3) I’m tired of multi factor identification. I don’t want to have a smart phone to verify who I am. If I need to get to my bank I want the problem to be theirs that I need their services but don’t have a phone. I don’t want to respond to a text for login every time I need to use Netflix or log into my bank account. I want that option to disappear and to be a legitimate answer “I don’t have a phone” when they ask for a number to verify

there are more but these things are exhausting. I dislike them so much and I just don’t want them in my life anymore.
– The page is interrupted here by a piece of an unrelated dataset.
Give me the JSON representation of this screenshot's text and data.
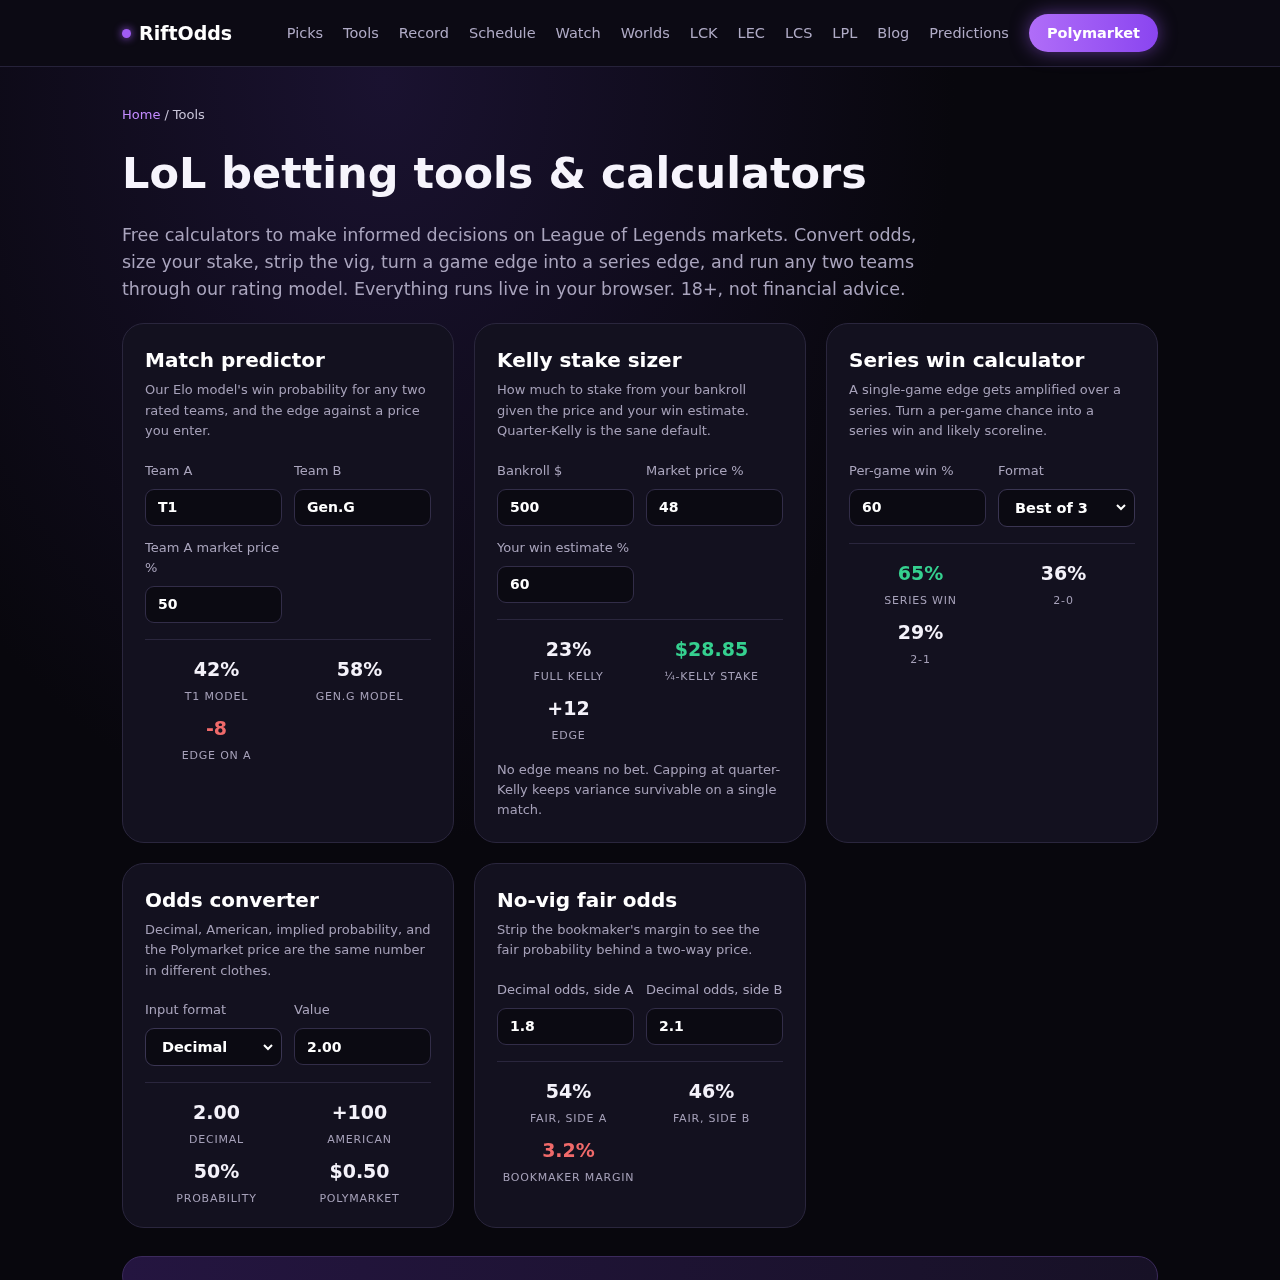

I’ve been giving it a ton of consideration over the last few months.
 

Licorice

Well-Known Member
#4
I agree with you on all counts, Jsinjin. If I could do away with my smart phone, I would, and I don't even use it for much. But I am forced to use it for 2-factor ID, and also for work. What irks me is that work requires me to have one but won't pay for it. They expect to be able to use mine.
 
#6
I think I’m in a pretty good place with my own phone use. I no longer use it for games, watching videos, or social media. I still use it for texts, and for listening to music, podcasts, and audiobooks.

That said, I definitely worry about where society in general is heading when it comes to technology—including our growing dependency on phones.
 

KM76710

Kangaroo Manager
SF Pro
SF Supporter
#10
I feel the same way. I was planning to get a "dumbphone"--that's what they call them now--this summer, but so much of my life depends on having a smartphone.
That is what I have always used. I just want a simple phone. I have no desire to do anything else with one especially since the small screen is about useless to me. I have enough problems reading on a 24" monitor at work. And, I do agree about the complaints with non stop authenticating. All I want to do is be able to make calls.
 
#12
That is what I have always used. I just want a simple phone. I have no desire to do anything else with one especially since the small screen is about useless to me. I have enough problems reading on a 24" monitor at work. And, I do agree about the complaints with non stop authenticating. All I want to do is be able to make calls.
Me too. Make calls, send emails or texts, that's really all I want in a phone. The other features, I could buy another device. For music, I could just buy an MP3 player, etc etc. Decentralize my life a little. Life revolves around the smartphone too much. Life should never have to depend on one single thing so much.